Scribbling Woman directed me to an interesting Monash University
catalogue from a rare book exhibition.
A rough count finds 12 of the 104 exhibits are by women (including appearances in anthologies) – more than 10 per cent, and if the very early (pre-1500) authors are excluded, rather more. (No.s 32, 39, 56-58, 59, 62, 77-79, 91 and 91.) It is not of course a scientific sample, but still an interestingly high number.
A lot of the women are the “usual suspects” – Fanny Burney, Lady Montagu and “the fair Orinda” – but there is a dramatist whose name I have not previously heard: Mary Pix. Having been the wife of a merchant tailor, she seems to fit into that “middling sort”, professional writer, class.
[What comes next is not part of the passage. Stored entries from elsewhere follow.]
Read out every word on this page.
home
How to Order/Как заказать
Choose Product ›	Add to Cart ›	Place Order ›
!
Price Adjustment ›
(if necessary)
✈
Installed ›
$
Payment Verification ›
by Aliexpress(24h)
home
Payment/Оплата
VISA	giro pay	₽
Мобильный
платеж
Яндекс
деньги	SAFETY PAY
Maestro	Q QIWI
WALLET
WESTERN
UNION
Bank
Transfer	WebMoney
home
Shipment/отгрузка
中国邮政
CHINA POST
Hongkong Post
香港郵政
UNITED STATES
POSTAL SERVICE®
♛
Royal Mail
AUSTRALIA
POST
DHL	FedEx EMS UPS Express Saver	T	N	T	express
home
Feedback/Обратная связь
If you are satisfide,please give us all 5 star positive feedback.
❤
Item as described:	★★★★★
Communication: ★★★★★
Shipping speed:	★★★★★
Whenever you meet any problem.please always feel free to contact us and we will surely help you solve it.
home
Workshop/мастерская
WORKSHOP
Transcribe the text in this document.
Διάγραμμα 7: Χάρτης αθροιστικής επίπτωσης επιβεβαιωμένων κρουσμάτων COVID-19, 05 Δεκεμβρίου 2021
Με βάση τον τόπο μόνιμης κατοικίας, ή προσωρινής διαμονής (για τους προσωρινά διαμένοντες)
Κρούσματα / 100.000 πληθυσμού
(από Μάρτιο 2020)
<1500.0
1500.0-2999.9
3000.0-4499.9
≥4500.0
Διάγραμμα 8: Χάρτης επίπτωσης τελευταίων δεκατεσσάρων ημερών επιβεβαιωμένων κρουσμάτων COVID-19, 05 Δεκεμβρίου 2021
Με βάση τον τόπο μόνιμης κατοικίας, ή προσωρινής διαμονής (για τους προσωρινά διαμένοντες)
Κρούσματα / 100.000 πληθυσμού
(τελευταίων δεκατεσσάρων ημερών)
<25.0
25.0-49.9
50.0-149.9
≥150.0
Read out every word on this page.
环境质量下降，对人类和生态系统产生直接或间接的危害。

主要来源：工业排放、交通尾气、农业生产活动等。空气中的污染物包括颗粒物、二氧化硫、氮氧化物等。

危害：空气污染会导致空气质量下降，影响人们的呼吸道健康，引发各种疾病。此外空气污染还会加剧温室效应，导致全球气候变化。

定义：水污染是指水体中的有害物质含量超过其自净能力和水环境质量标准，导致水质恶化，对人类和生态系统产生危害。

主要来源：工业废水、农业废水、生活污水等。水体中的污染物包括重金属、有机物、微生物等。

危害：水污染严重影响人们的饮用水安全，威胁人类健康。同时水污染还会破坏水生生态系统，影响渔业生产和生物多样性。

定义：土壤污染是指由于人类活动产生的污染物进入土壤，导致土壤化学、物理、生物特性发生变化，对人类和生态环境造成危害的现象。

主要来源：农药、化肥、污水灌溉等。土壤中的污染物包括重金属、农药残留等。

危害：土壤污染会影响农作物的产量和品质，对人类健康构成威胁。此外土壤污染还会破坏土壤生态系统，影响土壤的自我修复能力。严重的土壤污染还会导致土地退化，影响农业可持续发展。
A neat biog can be found here, which notes that her supposed date of death, 1709, “is supported by evidence from the Post Boy, 26-28 May, and the Daily Courant of 25 May 1709, which both contain advertisements for a benefit performance of Susanna Centlivre’s play The Busie-Body, at the Theatre Royal, Drury Lane, the proceeds of which would go to Pix’s estate”. Interesting that it was another woman playwright whose work was chosen.
Her work is in Eighteenth-century Women Dramatists (Oxford World’s Classics) and there’s a portrait of her in the National Portrait Gallery. Also her husband.